Yves Veyrier était « L’invité de l’économie » de la matinale de Radio Classique, vendredi 20 mars.
Sur la mise en place du télé travail de masse, sur la sécurité des salariés qui continuent à se rendre sur leur lieu de travail, est-ce ce que l’éco ne ralentit pas un peu trop ?
Yves Veyrier : Un peu trop ? Par rapport à la santé de l’ensemble de la population et à commencer par les salariés, leur famille et leurs proches, ça ne sera jamais un peu trop ! L’enjeu est prioritairement de mettre tous les moyens pour assurer la protection de la santé et la sécurité, évidemment des agents des services publics, mais aussi de l’ensemble des salariés qui sont mobilisés en matière de santé, en matière d’approvisionnement. Il faut se concentrer là-dessus ! Et avant de nous dire qu’il faut déroger aux règles du Code du travail, comme entend le faire le gouvernement, moi j’appelle le gouvernement à mettre tous les moyens. Vous savez on nous a parlé de guerre, en temps de guerre, et j’espère que ça n’arrivera plus, on est capable de produire massivement des systèmes de protection, des casques des blindages… Et bien là il faut que le gouvernement mette tous les moyens pour ce qu’il y ait des masques, des gels, des parois de plexiglace protectives pour tous ceux qui sont au contact du public et qu’on mette en place des organisations du travail. Vous parliez de télétravail, mais là, où on est obligé physiquement d’aller travailler il faut qu’on y aille en toute sécurité.

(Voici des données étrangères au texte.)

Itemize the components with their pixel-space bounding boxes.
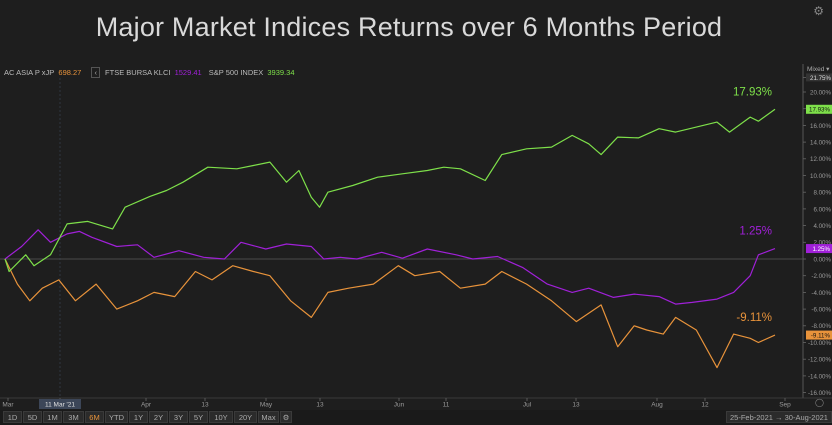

Il y a des excès des deux côtés, il y a des salariés légitiment inquiets, de l’autre côté il y a des cas, comme l’employeur Amazon qui menace de ne pas payer les salariés qui menacent de ne pas venir travailler, on est quand même dans le flou.

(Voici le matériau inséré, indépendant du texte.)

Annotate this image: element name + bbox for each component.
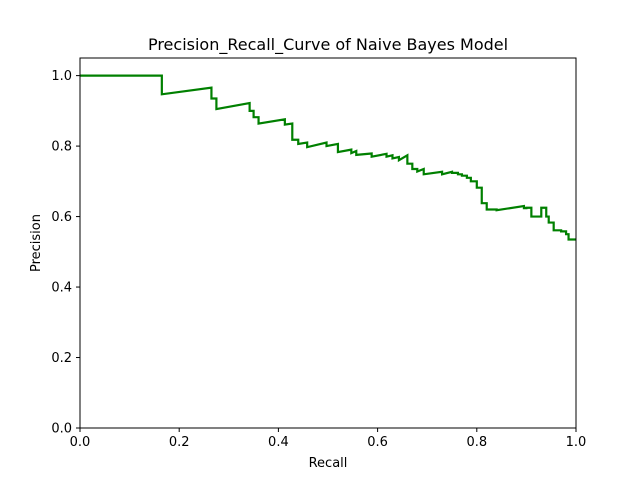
y-tick-label: 0.2 (51, 351, 72, 366)
x-tick-label: 0.0 (70, 435, 91, 450)
plot-frame (79, 57, 577, 429)
x-tick-label: 1.0 (566, 435, 587, 450)
precision-recall-curve (80, 74, 576, 241)
x-tick-label: 0.4 (268, 435, 289, 450)
y-tick-label: 0.6 (51, 210, 72, 225)
y-axis-ticks: 0.0 0.2 0.4 0.6 0.8 1.0 (51, 69, 80, 437)
y-tick-label: 0.4 (51, 281, 72, 296)
x-tick-label: 0.8 (466, 435, 487, 450)
x-axis-label: Recall (309, 456, 348, 471)
y-tick-label: 0.0 (51, 422, 72, 437)
y-tick-label: 0.8 (51, 140, 72, 155)
x-tick-label: 0.2 (169, 435, 190, 450)
x-tick-label: 0.6 (367, 435, 388, 450)
chart-title: Precision_Recall_Curve of Naive Bayes Mo… (148, 35, 508, 55)
series-layer (80, 74, 576, 241)
y-tick-label: 1.0 (51, 69, 72, 84)
x-axis-ticks: 0.0 0.2 0.4 0.6 0.8 1.0 (70, 428, 587, 450)
y-axis-label: Precision (29, 214, 44, 272)
plot-area (80, 58, 576, 428)
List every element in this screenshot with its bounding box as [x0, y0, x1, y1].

Le flou il vient du fait qu’on priorise la rentabilité de l’entreprise sur la santé et la sécurité, non seulement des salariés, mais y compris, si ces salariés sont dans des secteurs essentiels en ce moment, on met en péril leur sécurité ; on va mettre en péril la santé et la sécurité de toute la population. Donc il faut sécuriser complètement tout ce qui est essentiel en ce moment. Les premiers quinze jours de confinement, la priorité doit être à mettre tous les moyens pour qu’on sécurise vraiment. Quand un salarié est inquiet pour sa santé, c’est parfaitement légitime ! Donc il faut surtout faire en sorte qu’il ne le soit pas. Pour cela, il faut que concrètement la sécurité et la santé soient assurées.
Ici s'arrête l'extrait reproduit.